Somehow thinking about all these options hearkens that scene in Monty Python’s “Meaning of Life” when the glutton ate that one last “wafer thin mint”. I think if I have to assimilate one more new golf club design concept all that will be left of me is hair, teeth, and hamburger, decoratively spackled on the interior walls of my office.
Of course, we all are compelled to play the clubs Tiger uses… or Rory, or Scottie. At least that’s what the big club companies want us to be thinking. Why else would they pay out infinite bucks to these guys to brandish their latest iteration of hypedom? Heck, with what the top two tiers of players knock down in club endorsement dough (Tiger being Tier One, a few others filling Tier Two), it makes the payout in the FedEx Quest for the Cash look like chump change.
It’s essential to assert that I hold the major golf OEMs in the highest possible regard. Their contribution to the game we love is much more than you likely think. These guys beat their heads against the wall year after year, many struggling to survive the bitter competition. But even if their motives are 100% profit-oriented (I don’t believe it–few in the golf industry are not motivated by a good dose of blind passion for the game), they spend a fortune to promote it. That’s good for golf. Long live the big OEMs.

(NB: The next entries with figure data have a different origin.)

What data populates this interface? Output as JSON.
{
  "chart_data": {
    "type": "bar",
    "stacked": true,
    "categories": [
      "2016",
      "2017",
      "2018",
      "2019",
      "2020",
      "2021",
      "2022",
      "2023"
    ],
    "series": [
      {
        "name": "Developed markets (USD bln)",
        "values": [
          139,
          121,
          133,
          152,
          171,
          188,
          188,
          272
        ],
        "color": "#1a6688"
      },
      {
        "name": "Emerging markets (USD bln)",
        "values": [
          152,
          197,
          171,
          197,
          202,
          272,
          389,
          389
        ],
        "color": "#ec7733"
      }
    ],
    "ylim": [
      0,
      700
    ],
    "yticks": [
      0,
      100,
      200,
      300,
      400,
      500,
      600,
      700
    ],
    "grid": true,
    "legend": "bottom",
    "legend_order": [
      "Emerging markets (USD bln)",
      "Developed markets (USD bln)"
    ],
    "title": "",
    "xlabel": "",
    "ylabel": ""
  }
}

But, sadly, the OEMs have been sucked into an insidious cyclone. Product cycles have become frighteningly short. The branding competition to capture market mind share drives staggering endorsement expenditures. The essential need to come up with the newest-best miracle “technology” strains R&D budgets. And like Exlax and heroin, the more you take the more you need.

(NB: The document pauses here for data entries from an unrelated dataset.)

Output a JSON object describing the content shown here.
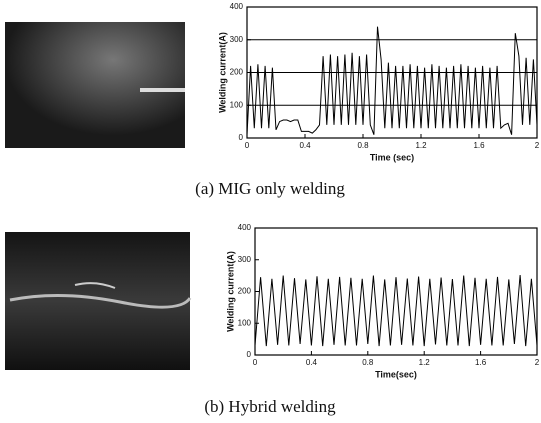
{
  "chart_data": [
    {
      "type": "line",
      "caption": "(a) MIG only welding",
      "ylabel": "Welding current(A)",
      "xlabel": "Time (sec)",
      "x": [
        0,
        0.025,
        0.05,
        0.075,
        0.1,
        0.125,
        0.15,
        0.175,
        0.2,
        0.225,
        0.25,
        0.275,
        0.3,
        0.325,
        0.35,
        0.375,
        0.4,
        0.425,
        0.45,
        0.475,
        0.5,
        0.525,
        0.55,
        0.575,
        0.6,
        0.625,
        0.65,
        0.675,
        0.7,
        0.725,
        0.75,
        0.775,
        0.8,
        0.825,
        0.85,
        0.875,
        0.9,
        0.925,
        0.95,
        0.975,
        1.0,
        1.025,
        1.05,
        1.075,
        1.1,
        1.125,
        1.15,
        1.175,
        1.2,
        1.225,
        1.25,
        1.275,
        1.3,
        1.325,
        1.35,
        1.375,
        1.4,
        1.425,
        1.45,
        1.475,
        1.5,
        1.525,
        1.55,
        1.575,
        1.6,
        1.625,
        1.65,
        1.675,
        1.7,
        1.725,
        1.75,
        1.775,
        1.8,
        1.825,
        1.85,
        1.875,
        1.9,
        1.925,
        1.95,
        1.975,
        2.0
      ],
      "values": [
        10,
        220,
        30,
        225,
        30,
        220,
        30,
        215,
        25,
        50,
        55,
        55,
        50,
        55,
        55,
        20,
        20,
        20,
        15,
        25,
        40,
        250,
        40,
        255,
        40,
        250,
        40,
        255,
        40,
        260,
        40,
        250,
        40,
        255,
        40,
        10,
        340,
        240,
        30,
        230,
        30,
        220,
        30,
        220,
        30,
        225,
        30,
        220,
        30,
        215,
        30,
        225,
        30,
        220,
        30,
        215,
        30,
        220,
        30,
        225,
        30,
        220,
        30,
        215,
        30,
        220,
        30,
        215,
        30,
        220,
        30,
        40,
        45,
        10,
        320,
        250,
        40,
        245,
        40,
        240,
        40
      ],
      "color": "#000000",
      "xlim": [
        0,
        2
      ],
      "ylim": [
        0,
        400
      ],
      "xticks": [
        0,
        0.4,
        0.8,
        1.2,
        1.6,
        2
      ],
      "yticks": [
        0,
        100,
        200,
        300,
        400
      ],
      "grid": true
    },
    {
      "type": "line",
      "caption": "(b) Hybrid welding",
      "ylabel": "Welding current(A)",
      "xlabel": "Time(sec)",
      "x": [
        0,
        0.04,
        0.08,
        0.12,
        0.16,
        0.2,
        0.24,
        0.28,
        0.32,
        0.36,
        0.4,
        0.44,
        0.48,
        0.52,
        0.56,
        0.6,
        0.64,
        0.68,
        0.72,
        0.76,
        0.8,
        0.84,
        0.88,
        0.92,
        0.96,
        1.0,
        1.04,
        1.08,
        1.12,
        1.16,
        1.2,
        1.24,
        1.28,
        1.32,
        1.36,
        1.4,
        1.44,
        1.48,
        1.52,
        1.56,
        1.6,
        1.64,
        1.68,
        1.72,
        1.76,
        1.8,
        1.84,
        1.88,
        1.92,
        1.96,
        2.0
      ],
      "values": [
        30,
        245,
        28,
        240,
        32,
        250,
        30,
        242,
        35,
        238,
        30,
        248,
        28,
        240,
        32,
        246,
        30,
        243,
        30,
        240,
        35,
        250,
        28,
        238,
        30,
        245,
        32,
        241,
        30,
        247,
        28,
        240,
        33,
        244,
        30,
        239,
        30,
        250,
        28,
        243,
        32,
        240,
        30,
        246,
        30,
        238,
        35,
        252,
        28,
        240,
        30
      ],
      "color": "#000000",
      "xlim": [
        0,
        2
      ],
      "ylim": [
        0,
        400
      ],
      "xticks": [
        0,
        0.4,
        0.8,
        1.2,
        1.6,
        2
      ],
      "yticks": [
        0,
        100,
        200,
        300,
        400
      ],
      "grid": false
    }
  ]
}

Even worse, a foundation of innovation and player-endorsement is a false one. The OEM house is built on enough sand to fill a million church pews.
On the topic of player endorsements, the clubs the pros use–as old club guru Tom Wishon pointed out–are no more like the clubs you buy than NASCAR cars are to those in the showroom. And, there is no fundamental logic to the concept of playing the same clubs the pros play. When was the last time you cut a 240 yard 4-iron ten feet off the ground?
On the topic of innovation, do you really think that whatever the designers come up with next year will enable you to hit it straighter and/or longer? Did the clubs you bought this year lower your handicap?
The bottom line is that it IS the GUNNER. But… It also IS the GUN. But it’s NOT the elliptic shapes, the cavities, OR the new blue bleaching crystals.
It’s the FIT. And it’s having clubs that FIT THE FIT.